You can’t talk about a giant panda’s diet without talking about bamboo. Bamboo comprises more than 95% of a giant panda’s diet, and is as much as 99% of a wild giant panda’s diet. In the summer, giant pandas eat mostly leaves, while in the fall, they eat young branches in addition to the leaves. Giant pandas can eat most of the bamboo species found in their habitat. Although most giant pandas depend on about 10 kinds of bamboo, they can eat more than 40 different species of the plant.
What’s most remarkable about the panda’s diet is that is that giant pandas have the stomachs of carnivores, and can’t even digest the plant fiber (cellulose) of bamboo efficiently. They only digest approximately 20% of what they eat, compared to other herbivores (plant-eating animals) which digest 80 percent of the food they eat, and humans, who digest 52 to 65 % of their meals. Pandas must spend as much as 16 hours a day feeding, due to the low nutrient content of the bamboo they are able to digest, eating between 40 and 60 pounds daily.
While panda stomachs are not well-adapted to eating bamboo, their jaws and paws are. They have a very large head, broad and flat molars, and well-developed jaws and jaw muscles capable of the grinding power they need to penetrate the tough outer shell of bamboo. With their elongated wrist bone (a pseudothumb) holding the stems steady, they can pluck, break and peel bamboo steams with dexterity. By raking the bamboo branches through their mouth, they can collect bunches of leaves that they then can retrieve with one paw and hold steady with their thumbs while eating, focusing on the most nutritious parts of the bamboo.
In the wild, the remaining one percent of a giant panda’s diet may include bulbs such as iris and crocus, wildflowers, vines, fish, eggs, grasses other than bamboo, or small animals such as rodents or carrion (dead animals).
In the United States, most zoos feed their pandas leaf-eater biscuits. Leaf-eater biscuits are a reddish color, and are made primarily of soybean meal, corn gluten meal, and sugar beet pulp. They contain vitamins and minerals to form a nutritious and complete diet for leaf-eating primates, as well as many other zoo animals, including giant pandas.
The National Zoo pandas also eat apples, pears, cooked sweet potatoes, and carrots.
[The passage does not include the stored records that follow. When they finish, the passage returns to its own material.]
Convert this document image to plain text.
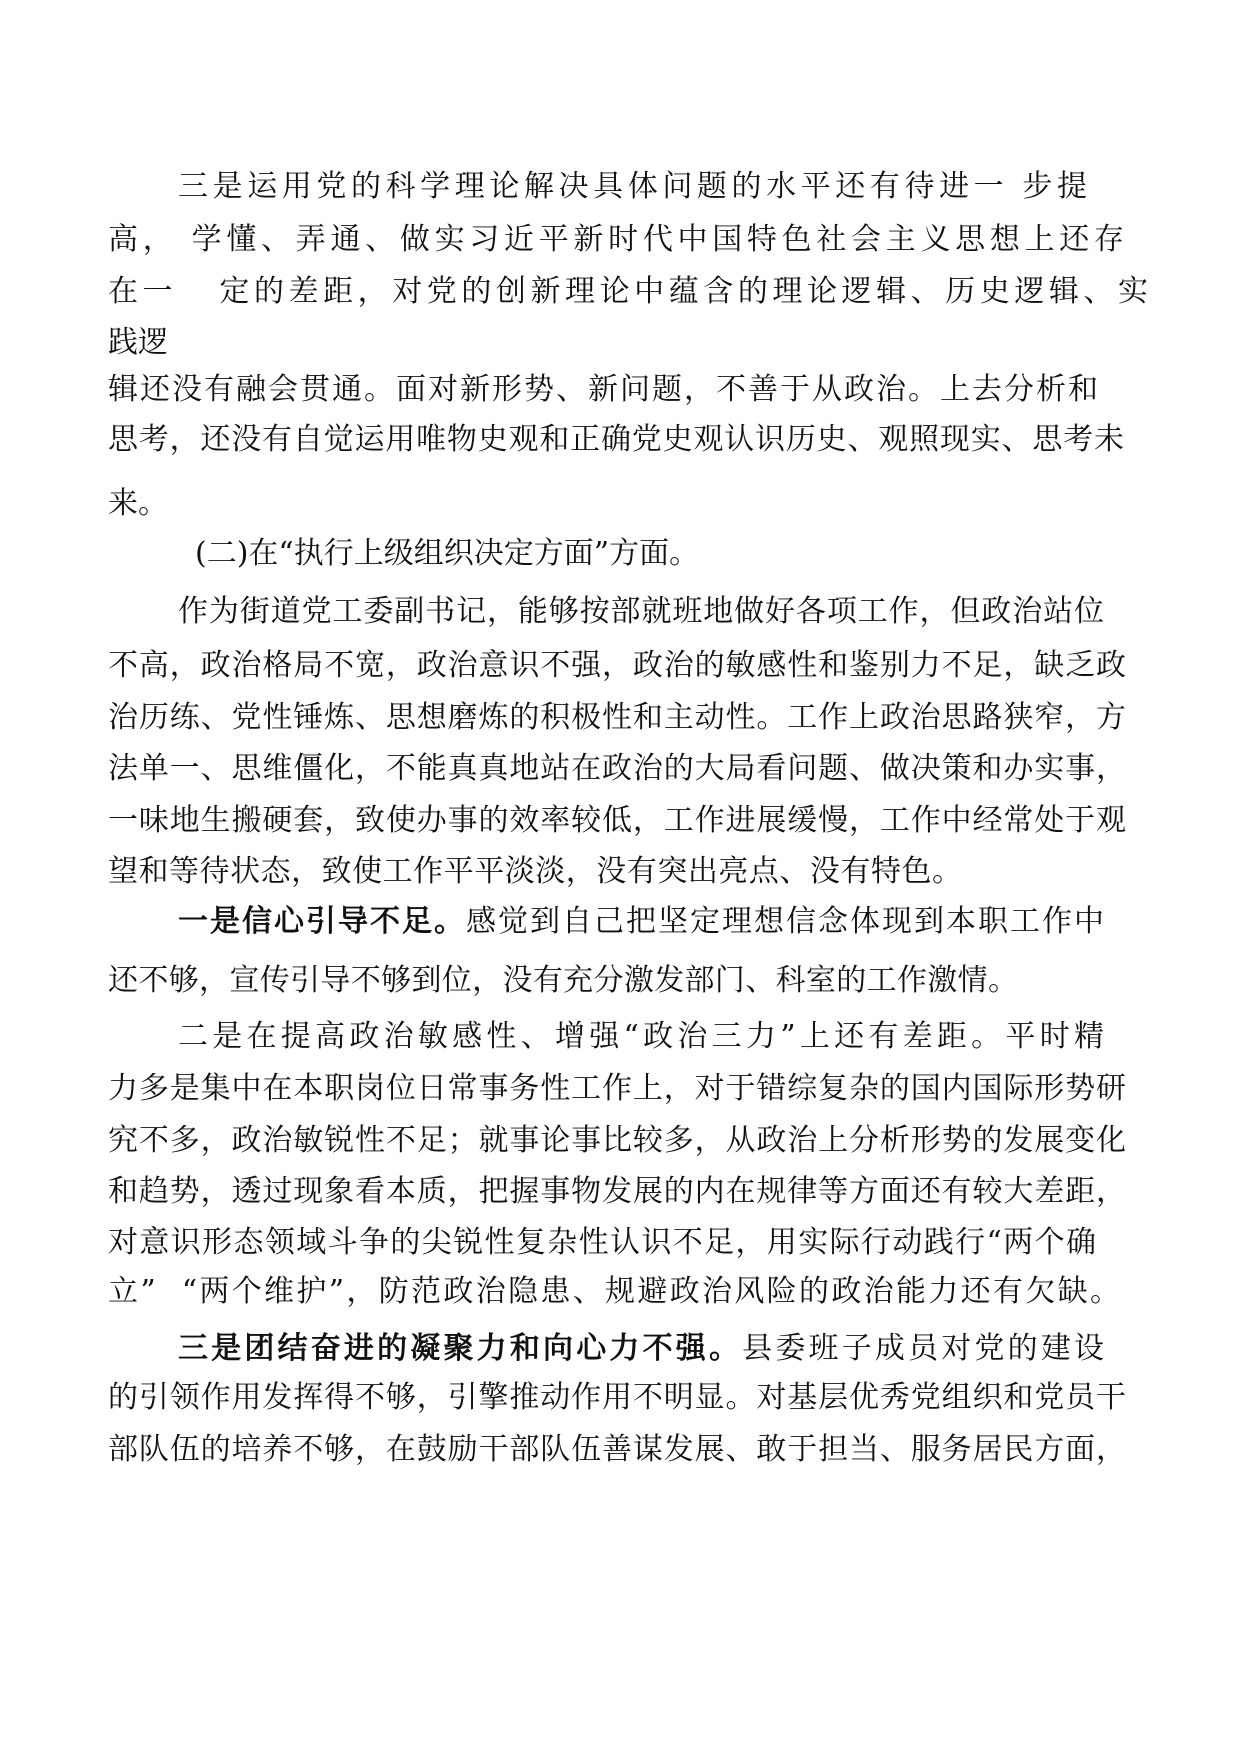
三是运用党的科学理论解决具体问题的水平还有待进一 步提
高， 学懂、弄通、做实习近平新时代中国特色社会主义思想上还存
在一   定的差距，对党的创新理论中蕴含的理论逻辑、历史逻辑、实
践逻
辑还没有融会贯通。面对新形势、新问题，不善于从政治。上去分析和
思考，还没有自觉运用唯物史观和正确党史观认识历史、观照现实、思考未
来。
(二)在“执行上级组织决定方面”方面。
作为街道党工委副书记，能够按部就班地做好各项工作，但政治站位
不高，政治格局不宽，政治意识不强，政治的敏感性和鉴别力不足，缺乏政
治历练、党性锤炼、思想磨炼的积极性和主动性。工作上政治思路狭窄，方
法单一、思维僵化，不能真真地站在政治的大局看问题、做决策和办实事，
一味地生搬硬套，致使办事的效率较低，工作进展缓慢，工作中经常处于观
望和等待状态，致使工作平平淡淡，没有突出亮点、没有特色。
一是信心引导不足。感觉到自己把坚定理想信念体现到本职工作中
还不够，宣传引导不够到位，没有充分激发部门、科室的工作激情。
二是在提高政治敏感性、增强“政治三力”上还有差距。平时精
力多是集中在本职岗位日常事务性工作上，对于错综复杂的国内国际形势研
究不多，政治敏锐性不足；就事论事比较多，从政治上分析形势的发展变化
和趋势，透过现象看本质，把握事物发展的内在规律等方面还有较大差距，
对意识形态领域斗争的尖锐性复杂性认识不足，用实际行动践行“两个确
立”  “两个维护”，防范政治隐患、规避政治风险的政治能力还有欠缺。
三是团结奋进的凝聚力和向心力不强。县委班子成员对党的建设
的引领作用发挥得不够，引擎推动作用不明显。对基层优秀党组织和党员干
部队伍的培养不够，在鼓励干部队伍善谋发展、敢于担当、服务居民方面，
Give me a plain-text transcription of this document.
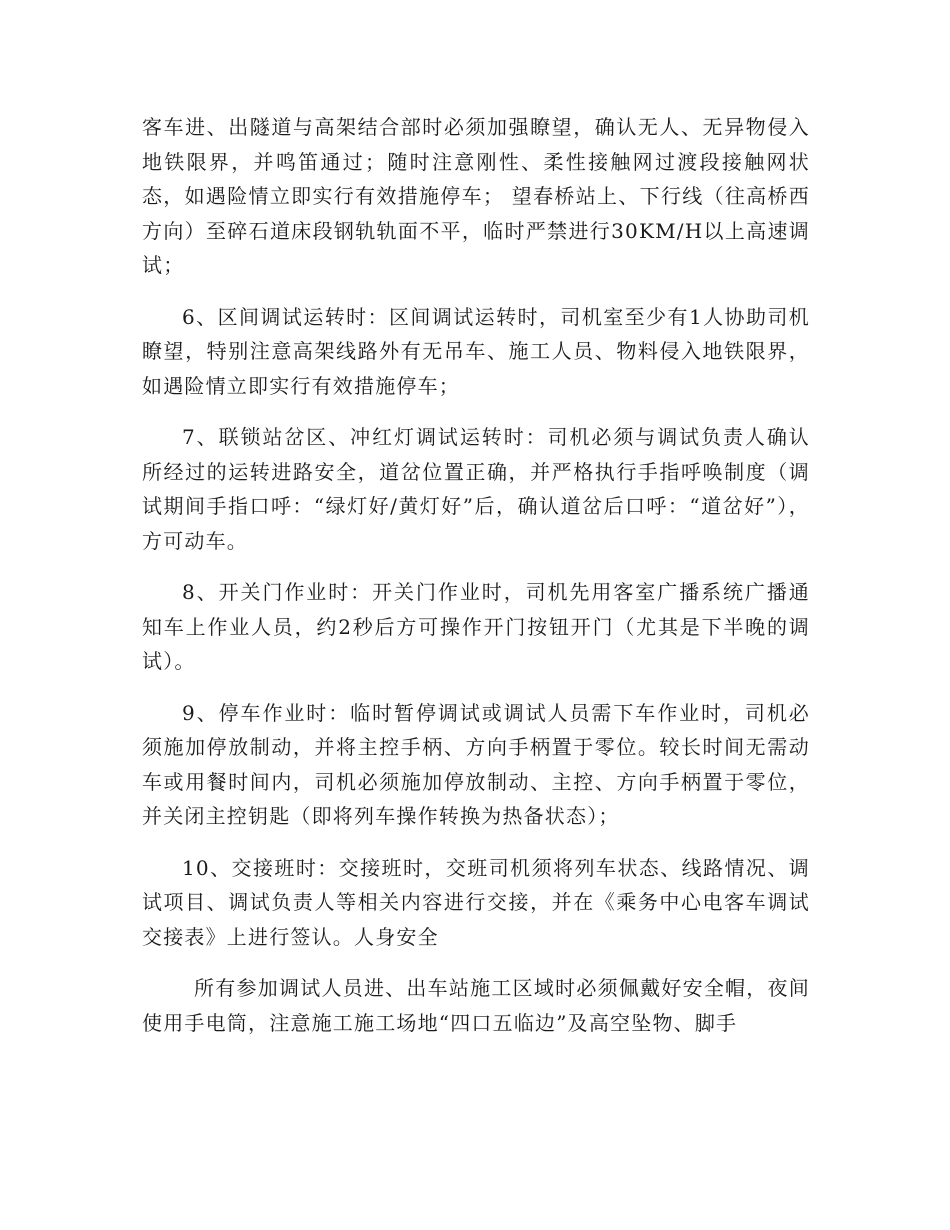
客车进、出隧道与高架结合部时必须加强瞭望，确认无人、无异物侵入地铁限界，并鸣笛通过；随时注意刚性、柔性接触网过渡段接触网状态，如遇险情立即实行有效措施停车； 望春桥站上、下行线（往高桥西方向）至碎石道床段钢轨轨面不平，临时严禁进行30KM/H以上高速调试；

6、区间调试运转时：区间调试运转时，司机室至少有1人协助司机瞭望，特别注意高架线路外有无吊车、施工人员、物料侵入地铁限界，如遇险情立即实行有效措施停车；

7、联锁站岔区、冲红灯调试运转时：司机必须与调试负责人确认所经过的运转进路安全，道岔位置正确，并严格执行手指呼唤制度（调试期间手指口呼：“绿灯好/黄灯好”后，确认道岔后口呼：“道岔好”），方可动车。

8、开关门作业时：开关门作业时，司机先用客室广播系统广播通知车上作业人员，约2秒后方可操作开门按钮开门（尤其是下半晚的调试）。

9、停车作业时：临时暂停调试或调试人员需下车作业时，司机必须施加停放制动，并将主控手柄、方向手柄置于零位。较长时间无需动车或用餐时间内，司机必须施加停放制动、主控、方向手柄置于零位，并关闭主控钥匙（即将列车操作转换为热备状态）；

10、交接班时：交接班时，交班司机须将列车状态、线路情况、调试项目、调试负责人等相关内容进行交接，并在《乘务中心电客车调试交接表》上进行签认。人身安全

所有参加调试人员进、出车站施工区域时必须佩戴好安全帽，夜间使用手电筒，注意施工施工场地“四口五临边”及高空坠物、脚手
Their favorite reward is a fruitsicle with sliced and pureed fruit.
Zoo Atlanta pandas eat apples and pears, and love bananas. Yang Yang will also eat sweet potato, which Lun Lun won't eat. Neither adult will eat carrots. Mei Lan is still nursing, but enjoys her mother’s bananas.
Pandas at the San Diego Zoo enjoy carrots and yams. On special occasions, the pandas receive ice cakes filled with special treats, such as fruit.
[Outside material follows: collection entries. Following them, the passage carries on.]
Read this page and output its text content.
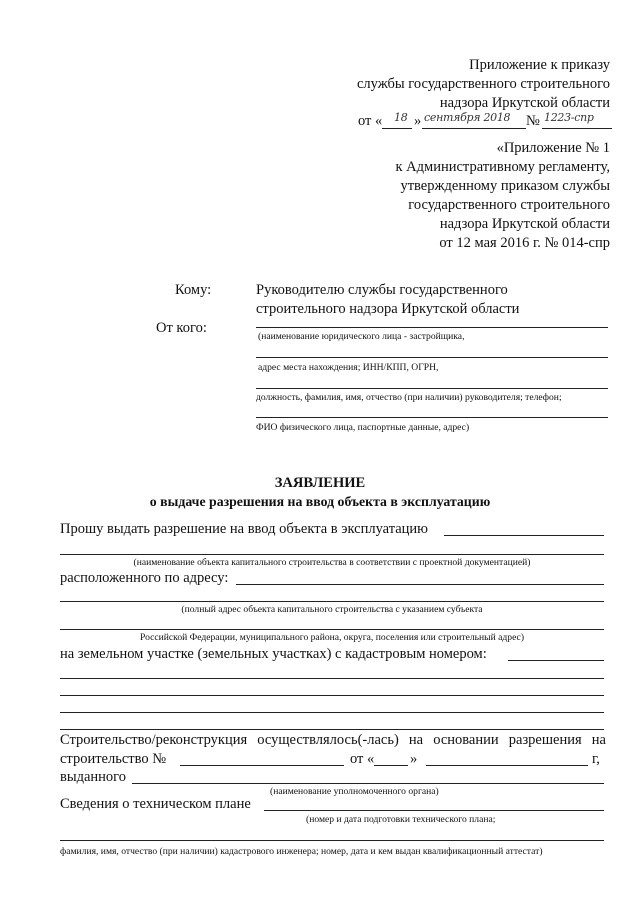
Приложение к приказу
службы государственного строительного
надзора Иркутской области
от « 18 » сентября 2018 № 1223-спр
«Приложение № 1
к Административному регламенту,
утвержденному приказом службы
государственного строительного
надзора Иркутской области
от 12 мая 2016 г. № 014-спр
Кому:	Руководителю службы государственного
строительного надзора Иркутской области
От кого:
(наименование юридического лица - застройщика,
адрес места нахождения; ИНН/КПП, ОГРН,
должность, фамилия, имя, отчество (при наличии) руководителя; телефон;
ФИО физического лица, паспортные данные, адрес)
ЗАЯВЛЕНИЕ
о выдаче разрешения на ввод объекта в эксплуатацию
Прошу выдать разрешение на ввод объекта в эксплуатацию
(наименование объекта капитального строительства в соответствии с проектной документацией)
расположенного по адресу:
(полный адрес объекта капитального строительства с указанием субъекта
Российской Федерации, муниципального района, округа, поселения или строительный адрес)
на земельном участке (земельных участках) с кадастровым номером:
Строительство/реконструкция осуществлялось(-лась) на основании разрешения на
строительство №	от « »	г,
выданного
(наименование уполномоченного органа)
Сведения о техническом плане
(номер и дата подготовки технического плана;
фамилия, имя, отчество (при наличии) кадастрового инженера; номер, дата и кем выдан квалификационный аттестат)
The pandas at the Memphis Zoo are part of a research study on nutrition and food selection of captive pandas. Both Ya Ya and Le Le love apples. Le Le will also eat sugar cane, raisins soaked in water, some dry fruit, but he loves bamboo and is a voracious eater. Ya Ya, on the other hand, will eat anything as a treat: watermelons, strawberries, cantaloupe. She adores fruitsicles while Le Le will sit and watch his melt.